In fuzzy modeling, one of the most important problems is the identification of a predictive model from a set of numerical data. It is the task of identifying the parameters of a fuzzy inference system so that a desired behaviour is attained (Yager & Filev, 1994). The task of fuzzy model identification is basically based on proper generation of their structure which includes membership functions, input and output parameters and rule-base (Angelov & Buswell, 2002). This task can be performed by following the steps given below (Kumar, Bhalla & Singh, 2009):
Step 1: Initialization of the rule-base structure (antecedent part of the rules).
Step 2: Estimation of the parameters of the consequent part.
Step 3: Prediction of the output of fuzzy model through standard data sets.
Step 4: Reading of the next data sample at the next time step.
Step 5: Recursive calculation of the potential of each new data sample to influence the structure of the rule-base.

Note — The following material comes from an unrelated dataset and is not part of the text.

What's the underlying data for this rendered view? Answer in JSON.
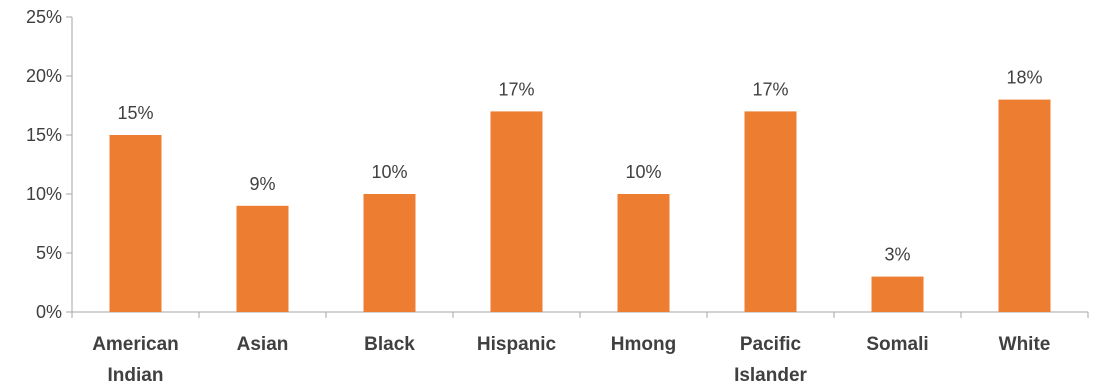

Step 6: Recursive up-date of the potentials of old centres taking into account the influence of the new data sample.
Step 7: The new data sample competes with the existing rules’ centres. Decision to modify or update the rule-base structure is taken.
The problem of fuzzy model identification can be formulated as a search and optimisation problem and it becomes very difficult to realise when the available knowledge is incomplete, and the search space is very large. The survey related to this field reveals that many hard computing as well as soft computing techniques are available in the literature to solve such problems. But the best suited way to tackle this problem is proved to be the use of soft computing approaches like Genetic algorithms, Neural networks and other Nature inspired approaches. Unlike hard computing techniques, soft computing techniques do not rely on preciseness and accuracy. They provide good enough solutions with high probability and low cost.